Run the following command to create a Job workload that will benchmark the OVMS inference service:
$ kubectl apply -f cifar10/perf.yaml
job.batch/load-test created
configmap/load-test-cfg created
Wait for the Job to complete and check the logs for the results:
$ kubectl wait --for=condition=complete --timeout 120s job -l app=load-test && kubectl logs -l app=load-test
job.batch/load-test condition met
Requests [total, rate, throughput] 3000, 50.02, 50.01
Duration [total, attack, wait] 59.982s, 59.98s, 2.471ms
Latencies [min, mean, 50, 90, 95, 99, max] 1.89ms, 2.178ms, 2.093ms, 2.343ms, 2.525ms, 3.294ms, 11.482ms
Bytes In [total, mean] 459000, 153.00
Bytes Out [total, mean] 340392000, 113464.00
Success [ratio] 100.00%
Status Codes [code:count] 200:3000
Error Set:
To run the same load test against the KServe prediction service, we need to manually edit the cifar10/perf.yaml
file and replace the OVMS URL with the KServe URL documented in the enclosed comments, e.g.:
...
data:
# http://ovms-cifar10-ovms.fuseml-workloads:8081/v1/models/default:predict
# http://cifar10-kserve-predictor-default.fuseml-workloads/v1/models/cifar10-kserve:predict
# http://cifar10-seldon-predictor.fuseml-workloads:8000/v1/models/cifar10-seldon:predict
cfg: |
POST http://cifar10-kserve-predictor-default.fuseml-workloads/v1/models/cifar10-kserve:predict
@/var/vegeta/payload
...
Then, clean up the previous job and run it again:
$ kubectl delete job -l app=load-test
job.batch "load-test" deleted
$ kubectl delete cm load-test-cfg
configmap "load-test-cfg" deleted
$ kubectl apply -f cifar10/perf.yaml
job.batch/load-test created
configmap/load-test-cfg configured
$ kubectl wait --for=condition=complete --timeout 120s job -l app=load-test && kubectl logs -l app=load-test
job.batch/load-test condition met
Requests [total, rate, throughput] 3000, 50.02, 50.01
Duration [total, attack, wait] 59.984s, 59.98s, 3.826ms
Latencies [min, mean, 50, 90, 95, 99, max] 3.359ms, 4.192ms, 4.067ms, 4.685ms, 5.023ms, 6.854ms, 27.131ms
Bytes In [total, mean] 450000, 150.00
Bytes Out [total, mean] 340392000, 113464.00
Success [ratio] 100.00%
Status Codes [code:count] 200:3000
Error Set:
Repeat the process to run the load test against the Seldon Core prediction service:
$ kubectl delete job -l app=load-test
job.batch "load-test" deleted
$ kubectl delete cm load-test-cfg
configmap "load-test-cfg" deleted
$ kubectl apply -f cifar10/perf.yaml
job.batch/load-test created
configmap/load-test-cfg configured
$ kubectl wait --for=condition=complete --timeout 120s job -l app=load-test && kubectl logs -l app=load-test
job.batch/load-test condition met
Requests [total, rate, throughput] 3000, 50.02, 50.01
Duration [total, attack, wait] 59.985s, 59.98s, 5.465ms
Latencies [min, mean, 50, 90, 95, 99, max] 4.367ms, 5.843ms, 5.31ms, 8.374ms, 9.25ms, 10.835ms, 18.457ms
Bytes In [total, mean] 450000, 150.00
Bytes Out [total, mean] 340392000, 113464.00
Success [ratio] 100.00%
Status Codes [code:count] 200:3000
Error Set:
The results show that the OVMS prediction service yields better results with regards to latency, when compared to the other two.

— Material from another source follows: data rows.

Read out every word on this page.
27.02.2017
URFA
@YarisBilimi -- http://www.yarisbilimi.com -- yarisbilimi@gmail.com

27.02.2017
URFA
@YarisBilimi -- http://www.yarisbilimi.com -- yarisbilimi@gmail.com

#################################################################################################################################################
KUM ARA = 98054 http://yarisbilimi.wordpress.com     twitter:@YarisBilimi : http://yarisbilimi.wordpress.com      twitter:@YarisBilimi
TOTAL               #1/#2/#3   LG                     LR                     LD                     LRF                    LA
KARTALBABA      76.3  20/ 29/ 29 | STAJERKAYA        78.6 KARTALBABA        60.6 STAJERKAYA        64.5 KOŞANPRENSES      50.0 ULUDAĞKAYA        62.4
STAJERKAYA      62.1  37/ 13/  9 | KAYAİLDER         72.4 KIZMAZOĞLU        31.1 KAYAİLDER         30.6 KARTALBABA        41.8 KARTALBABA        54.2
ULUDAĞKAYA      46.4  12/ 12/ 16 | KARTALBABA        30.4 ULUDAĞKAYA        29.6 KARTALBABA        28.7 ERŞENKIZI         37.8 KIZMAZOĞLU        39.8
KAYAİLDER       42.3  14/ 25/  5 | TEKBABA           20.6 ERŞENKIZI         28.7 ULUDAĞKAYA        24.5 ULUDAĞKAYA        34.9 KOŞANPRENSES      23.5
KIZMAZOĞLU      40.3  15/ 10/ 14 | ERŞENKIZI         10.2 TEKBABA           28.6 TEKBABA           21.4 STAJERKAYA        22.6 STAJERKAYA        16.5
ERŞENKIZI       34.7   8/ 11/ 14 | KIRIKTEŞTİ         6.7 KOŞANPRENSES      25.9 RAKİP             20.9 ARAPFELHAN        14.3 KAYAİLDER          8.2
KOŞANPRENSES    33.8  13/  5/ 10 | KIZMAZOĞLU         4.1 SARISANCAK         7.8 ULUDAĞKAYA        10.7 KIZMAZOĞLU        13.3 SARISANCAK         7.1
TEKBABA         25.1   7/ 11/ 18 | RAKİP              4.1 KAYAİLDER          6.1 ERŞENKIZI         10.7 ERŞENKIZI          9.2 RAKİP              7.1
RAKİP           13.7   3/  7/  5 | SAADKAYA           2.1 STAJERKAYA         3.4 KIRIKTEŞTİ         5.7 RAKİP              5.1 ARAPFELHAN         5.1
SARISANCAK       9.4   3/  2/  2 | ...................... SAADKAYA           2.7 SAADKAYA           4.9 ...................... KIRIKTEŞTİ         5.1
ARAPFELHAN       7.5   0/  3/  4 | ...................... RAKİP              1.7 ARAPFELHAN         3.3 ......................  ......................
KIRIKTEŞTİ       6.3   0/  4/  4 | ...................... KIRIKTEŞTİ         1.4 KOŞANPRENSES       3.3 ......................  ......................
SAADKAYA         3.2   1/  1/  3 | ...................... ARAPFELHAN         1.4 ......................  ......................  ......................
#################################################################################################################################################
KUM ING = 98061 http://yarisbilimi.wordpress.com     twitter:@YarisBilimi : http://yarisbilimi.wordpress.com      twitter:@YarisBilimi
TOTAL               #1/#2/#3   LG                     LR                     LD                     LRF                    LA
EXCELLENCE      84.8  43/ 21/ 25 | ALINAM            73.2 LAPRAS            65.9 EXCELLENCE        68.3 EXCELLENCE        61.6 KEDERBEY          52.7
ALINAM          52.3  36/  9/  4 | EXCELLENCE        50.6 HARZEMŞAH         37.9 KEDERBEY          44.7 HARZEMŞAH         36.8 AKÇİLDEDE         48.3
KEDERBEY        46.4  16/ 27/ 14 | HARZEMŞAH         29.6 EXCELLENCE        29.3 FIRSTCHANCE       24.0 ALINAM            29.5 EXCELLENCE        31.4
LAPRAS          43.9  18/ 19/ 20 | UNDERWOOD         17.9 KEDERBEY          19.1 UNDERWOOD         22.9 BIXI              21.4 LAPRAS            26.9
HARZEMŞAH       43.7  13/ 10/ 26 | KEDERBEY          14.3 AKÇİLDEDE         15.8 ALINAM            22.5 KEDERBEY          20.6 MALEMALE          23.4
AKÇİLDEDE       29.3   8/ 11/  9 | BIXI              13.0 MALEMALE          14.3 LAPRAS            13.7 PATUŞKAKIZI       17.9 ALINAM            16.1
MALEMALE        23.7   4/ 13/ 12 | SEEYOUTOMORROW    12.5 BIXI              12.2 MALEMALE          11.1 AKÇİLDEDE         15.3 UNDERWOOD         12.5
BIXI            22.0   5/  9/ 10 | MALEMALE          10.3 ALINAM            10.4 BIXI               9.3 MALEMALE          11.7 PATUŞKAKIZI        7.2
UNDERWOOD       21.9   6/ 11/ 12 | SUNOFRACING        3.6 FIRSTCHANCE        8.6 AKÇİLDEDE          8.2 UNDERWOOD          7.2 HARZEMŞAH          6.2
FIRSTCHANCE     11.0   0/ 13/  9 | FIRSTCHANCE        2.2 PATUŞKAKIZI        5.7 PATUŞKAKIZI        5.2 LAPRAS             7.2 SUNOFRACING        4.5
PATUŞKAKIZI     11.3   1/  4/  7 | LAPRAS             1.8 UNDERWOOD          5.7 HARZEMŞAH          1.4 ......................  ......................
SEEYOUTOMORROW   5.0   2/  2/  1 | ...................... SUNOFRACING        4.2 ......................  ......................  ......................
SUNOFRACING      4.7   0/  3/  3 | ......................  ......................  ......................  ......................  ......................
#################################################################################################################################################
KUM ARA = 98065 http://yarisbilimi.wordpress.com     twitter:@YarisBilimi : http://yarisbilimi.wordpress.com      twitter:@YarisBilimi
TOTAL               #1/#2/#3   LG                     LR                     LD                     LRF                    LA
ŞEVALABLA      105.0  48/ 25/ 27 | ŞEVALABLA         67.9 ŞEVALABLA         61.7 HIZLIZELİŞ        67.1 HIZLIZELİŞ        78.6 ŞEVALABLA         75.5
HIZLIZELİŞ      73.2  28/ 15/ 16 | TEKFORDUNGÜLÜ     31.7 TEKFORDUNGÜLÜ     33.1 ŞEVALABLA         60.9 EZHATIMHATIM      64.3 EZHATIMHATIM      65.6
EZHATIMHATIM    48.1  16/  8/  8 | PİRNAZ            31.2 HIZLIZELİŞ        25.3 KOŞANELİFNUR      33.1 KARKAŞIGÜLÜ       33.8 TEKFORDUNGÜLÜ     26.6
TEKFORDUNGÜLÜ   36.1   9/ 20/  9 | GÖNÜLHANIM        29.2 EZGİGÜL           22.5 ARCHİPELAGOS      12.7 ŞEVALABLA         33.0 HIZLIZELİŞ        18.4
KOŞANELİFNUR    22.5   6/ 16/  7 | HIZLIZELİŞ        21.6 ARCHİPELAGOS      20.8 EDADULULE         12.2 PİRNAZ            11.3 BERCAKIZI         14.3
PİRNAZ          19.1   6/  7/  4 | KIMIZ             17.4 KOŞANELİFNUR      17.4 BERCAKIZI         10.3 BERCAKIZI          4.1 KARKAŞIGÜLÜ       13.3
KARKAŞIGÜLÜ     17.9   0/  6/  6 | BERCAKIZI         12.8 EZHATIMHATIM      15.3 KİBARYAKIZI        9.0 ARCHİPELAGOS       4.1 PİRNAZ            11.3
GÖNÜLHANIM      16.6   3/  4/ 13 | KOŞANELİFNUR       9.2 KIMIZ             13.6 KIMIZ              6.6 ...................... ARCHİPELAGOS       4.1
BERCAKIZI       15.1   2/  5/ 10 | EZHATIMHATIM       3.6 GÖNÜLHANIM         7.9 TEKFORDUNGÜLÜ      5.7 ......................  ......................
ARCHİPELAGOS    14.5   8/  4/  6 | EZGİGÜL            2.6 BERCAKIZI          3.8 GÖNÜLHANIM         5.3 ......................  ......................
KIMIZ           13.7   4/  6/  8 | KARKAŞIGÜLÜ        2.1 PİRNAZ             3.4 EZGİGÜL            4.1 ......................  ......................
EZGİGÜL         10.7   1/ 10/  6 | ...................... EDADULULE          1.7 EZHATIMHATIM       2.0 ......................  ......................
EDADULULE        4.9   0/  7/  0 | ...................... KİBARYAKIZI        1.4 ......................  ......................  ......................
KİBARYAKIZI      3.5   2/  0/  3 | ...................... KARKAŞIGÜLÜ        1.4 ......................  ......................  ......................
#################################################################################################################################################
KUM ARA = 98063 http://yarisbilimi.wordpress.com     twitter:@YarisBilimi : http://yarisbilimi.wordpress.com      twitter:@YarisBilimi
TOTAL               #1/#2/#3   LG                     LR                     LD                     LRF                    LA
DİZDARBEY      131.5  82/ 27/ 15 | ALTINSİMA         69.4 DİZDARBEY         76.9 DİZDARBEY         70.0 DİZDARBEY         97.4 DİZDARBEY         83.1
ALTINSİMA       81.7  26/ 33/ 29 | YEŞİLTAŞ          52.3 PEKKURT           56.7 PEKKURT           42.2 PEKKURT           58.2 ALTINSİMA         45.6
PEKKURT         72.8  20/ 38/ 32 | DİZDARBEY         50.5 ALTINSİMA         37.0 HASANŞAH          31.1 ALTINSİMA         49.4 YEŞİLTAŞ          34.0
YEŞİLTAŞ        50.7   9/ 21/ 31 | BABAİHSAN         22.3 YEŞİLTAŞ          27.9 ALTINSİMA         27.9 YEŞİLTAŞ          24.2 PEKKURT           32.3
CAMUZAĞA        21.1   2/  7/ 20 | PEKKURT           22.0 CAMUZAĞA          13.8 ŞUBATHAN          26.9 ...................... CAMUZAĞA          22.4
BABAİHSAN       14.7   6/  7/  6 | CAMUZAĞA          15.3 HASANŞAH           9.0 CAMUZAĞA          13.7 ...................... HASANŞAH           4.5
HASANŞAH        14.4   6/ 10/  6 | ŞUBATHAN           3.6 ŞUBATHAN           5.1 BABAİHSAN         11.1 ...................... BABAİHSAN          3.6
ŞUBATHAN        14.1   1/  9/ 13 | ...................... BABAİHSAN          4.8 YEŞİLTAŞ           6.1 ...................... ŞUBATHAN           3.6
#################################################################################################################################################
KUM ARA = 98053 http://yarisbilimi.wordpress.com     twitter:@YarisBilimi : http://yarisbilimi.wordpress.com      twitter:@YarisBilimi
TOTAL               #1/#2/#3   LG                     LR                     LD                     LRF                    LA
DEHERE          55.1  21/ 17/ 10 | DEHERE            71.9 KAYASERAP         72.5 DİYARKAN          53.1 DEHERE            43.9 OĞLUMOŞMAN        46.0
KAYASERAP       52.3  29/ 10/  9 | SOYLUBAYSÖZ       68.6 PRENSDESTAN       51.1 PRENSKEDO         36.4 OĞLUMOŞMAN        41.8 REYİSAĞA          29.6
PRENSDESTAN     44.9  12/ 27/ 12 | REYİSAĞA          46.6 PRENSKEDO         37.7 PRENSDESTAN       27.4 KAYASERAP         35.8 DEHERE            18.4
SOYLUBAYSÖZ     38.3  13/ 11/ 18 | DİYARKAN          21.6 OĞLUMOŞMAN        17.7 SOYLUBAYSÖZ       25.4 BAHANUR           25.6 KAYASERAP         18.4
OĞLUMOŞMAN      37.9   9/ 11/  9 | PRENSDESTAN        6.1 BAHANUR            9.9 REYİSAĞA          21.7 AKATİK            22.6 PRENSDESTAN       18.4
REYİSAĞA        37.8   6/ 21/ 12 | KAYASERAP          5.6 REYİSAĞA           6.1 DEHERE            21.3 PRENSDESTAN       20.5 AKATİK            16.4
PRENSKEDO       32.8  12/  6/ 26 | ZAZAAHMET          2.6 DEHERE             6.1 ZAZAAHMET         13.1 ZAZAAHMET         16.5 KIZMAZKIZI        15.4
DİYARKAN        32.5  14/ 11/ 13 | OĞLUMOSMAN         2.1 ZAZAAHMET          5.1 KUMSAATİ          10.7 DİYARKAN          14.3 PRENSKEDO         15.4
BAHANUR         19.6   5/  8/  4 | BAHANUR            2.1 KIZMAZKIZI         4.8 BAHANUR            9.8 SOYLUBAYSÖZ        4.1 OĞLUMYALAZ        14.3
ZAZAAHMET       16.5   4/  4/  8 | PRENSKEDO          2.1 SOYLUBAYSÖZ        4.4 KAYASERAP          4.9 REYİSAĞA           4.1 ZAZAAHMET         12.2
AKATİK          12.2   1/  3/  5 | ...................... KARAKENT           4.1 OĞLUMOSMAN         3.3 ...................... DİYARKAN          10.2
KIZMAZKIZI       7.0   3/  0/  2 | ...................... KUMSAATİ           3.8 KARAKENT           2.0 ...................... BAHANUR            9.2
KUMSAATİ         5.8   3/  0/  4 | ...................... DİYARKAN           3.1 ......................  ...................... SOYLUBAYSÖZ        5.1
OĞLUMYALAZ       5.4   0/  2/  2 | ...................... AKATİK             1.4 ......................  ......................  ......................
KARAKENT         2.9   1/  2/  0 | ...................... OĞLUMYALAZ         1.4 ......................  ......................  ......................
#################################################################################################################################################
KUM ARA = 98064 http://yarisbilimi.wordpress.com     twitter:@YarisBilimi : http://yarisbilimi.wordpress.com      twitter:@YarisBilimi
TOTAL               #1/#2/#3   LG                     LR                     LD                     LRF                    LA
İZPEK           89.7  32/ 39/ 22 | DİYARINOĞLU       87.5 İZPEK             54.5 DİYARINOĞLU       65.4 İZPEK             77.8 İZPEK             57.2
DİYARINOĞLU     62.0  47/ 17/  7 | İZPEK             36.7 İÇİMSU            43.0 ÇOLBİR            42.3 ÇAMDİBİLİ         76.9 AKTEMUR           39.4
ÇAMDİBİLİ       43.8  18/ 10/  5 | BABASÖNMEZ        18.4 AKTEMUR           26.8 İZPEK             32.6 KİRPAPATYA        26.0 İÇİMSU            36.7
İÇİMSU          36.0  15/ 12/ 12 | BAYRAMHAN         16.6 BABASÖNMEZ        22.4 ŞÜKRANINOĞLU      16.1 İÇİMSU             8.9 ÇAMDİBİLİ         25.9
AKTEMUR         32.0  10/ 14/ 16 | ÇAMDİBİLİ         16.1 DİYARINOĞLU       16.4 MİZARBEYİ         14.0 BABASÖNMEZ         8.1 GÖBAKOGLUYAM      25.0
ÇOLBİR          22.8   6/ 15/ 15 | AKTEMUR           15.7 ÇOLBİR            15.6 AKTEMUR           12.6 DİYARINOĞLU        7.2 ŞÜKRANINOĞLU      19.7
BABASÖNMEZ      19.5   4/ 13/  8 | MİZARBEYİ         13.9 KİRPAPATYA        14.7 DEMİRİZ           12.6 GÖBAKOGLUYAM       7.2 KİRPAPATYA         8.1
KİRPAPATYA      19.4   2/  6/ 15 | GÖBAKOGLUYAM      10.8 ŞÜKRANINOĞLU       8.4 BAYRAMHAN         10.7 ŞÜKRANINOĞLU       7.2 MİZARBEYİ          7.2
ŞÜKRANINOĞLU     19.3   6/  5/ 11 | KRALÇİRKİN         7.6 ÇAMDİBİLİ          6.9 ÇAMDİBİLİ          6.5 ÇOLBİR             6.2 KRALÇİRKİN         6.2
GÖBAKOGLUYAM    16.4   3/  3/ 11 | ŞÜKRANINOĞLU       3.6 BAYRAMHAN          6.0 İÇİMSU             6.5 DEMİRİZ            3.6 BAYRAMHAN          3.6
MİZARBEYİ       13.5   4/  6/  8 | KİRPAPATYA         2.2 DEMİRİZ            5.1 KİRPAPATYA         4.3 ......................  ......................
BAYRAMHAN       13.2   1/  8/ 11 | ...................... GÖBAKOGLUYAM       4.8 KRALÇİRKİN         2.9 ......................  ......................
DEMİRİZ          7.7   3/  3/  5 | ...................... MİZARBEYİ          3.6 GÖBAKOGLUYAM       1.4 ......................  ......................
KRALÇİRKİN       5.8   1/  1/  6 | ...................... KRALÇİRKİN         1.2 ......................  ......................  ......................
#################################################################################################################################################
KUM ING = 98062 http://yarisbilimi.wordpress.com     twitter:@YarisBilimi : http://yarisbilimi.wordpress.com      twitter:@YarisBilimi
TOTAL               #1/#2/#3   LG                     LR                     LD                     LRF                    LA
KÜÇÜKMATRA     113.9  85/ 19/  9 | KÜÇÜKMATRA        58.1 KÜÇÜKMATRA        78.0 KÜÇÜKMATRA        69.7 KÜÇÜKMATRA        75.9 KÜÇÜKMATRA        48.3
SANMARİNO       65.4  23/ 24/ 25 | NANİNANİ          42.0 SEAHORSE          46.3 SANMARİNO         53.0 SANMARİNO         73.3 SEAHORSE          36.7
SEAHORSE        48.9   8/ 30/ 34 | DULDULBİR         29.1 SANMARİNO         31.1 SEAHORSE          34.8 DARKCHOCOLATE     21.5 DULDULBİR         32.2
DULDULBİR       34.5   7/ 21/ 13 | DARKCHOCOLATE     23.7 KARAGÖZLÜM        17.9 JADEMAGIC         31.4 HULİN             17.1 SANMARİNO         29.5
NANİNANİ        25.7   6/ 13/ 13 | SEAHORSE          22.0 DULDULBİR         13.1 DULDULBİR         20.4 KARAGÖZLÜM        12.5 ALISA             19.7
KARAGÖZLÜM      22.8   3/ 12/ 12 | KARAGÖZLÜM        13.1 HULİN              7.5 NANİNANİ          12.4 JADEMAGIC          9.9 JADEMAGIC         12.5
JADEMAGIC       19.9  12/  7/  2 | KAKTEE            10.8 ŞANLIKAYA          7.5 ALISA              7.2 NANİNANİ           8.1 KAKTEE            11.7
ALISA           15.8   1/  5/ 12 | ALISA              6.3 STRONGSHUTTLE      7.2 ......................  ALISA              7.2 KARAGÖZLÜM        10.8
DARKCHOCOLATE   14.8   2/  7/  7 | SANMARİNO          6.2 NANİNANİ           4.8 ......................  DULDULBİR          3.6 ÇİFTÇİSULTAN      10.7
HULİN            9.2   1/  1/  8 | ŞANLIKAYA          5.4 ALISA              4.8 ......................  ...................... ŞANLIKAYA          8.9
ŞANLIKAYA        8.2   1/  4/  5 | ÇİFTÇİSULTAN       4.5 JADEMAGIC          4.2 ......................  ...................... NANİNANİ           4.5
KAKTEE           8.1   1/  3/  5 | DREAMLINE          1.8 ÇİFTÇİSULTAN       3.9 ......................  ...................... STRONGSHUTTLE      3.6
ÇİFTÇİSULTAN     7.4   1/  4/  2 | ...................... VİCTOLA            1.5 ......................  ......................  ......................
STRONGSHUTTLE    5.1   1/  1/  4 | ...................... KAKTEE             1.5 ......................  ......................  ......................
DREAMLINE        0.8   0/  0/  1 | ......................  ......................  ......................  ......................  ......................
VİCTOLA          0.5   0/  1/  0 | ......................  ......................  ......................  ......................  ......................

This is largely due to the fact that the OVMS prediction service is running an optimized version of the model and it's leveraging Intel CPU acceleration features.
Conclusion
This tutorial demonstrates how FuseML can be used to train and serve the same model on different prediction platforms for the purpose of benchmarking. Benchmark results can be used to greatly reduce costs related to running models in production. In addition, the particular benchmarking results covered in the tutorial show that serving an optimized model using a prediction service such as the OpenVINO Model Server can yield better results, even if we're only using CPUs to run predictions.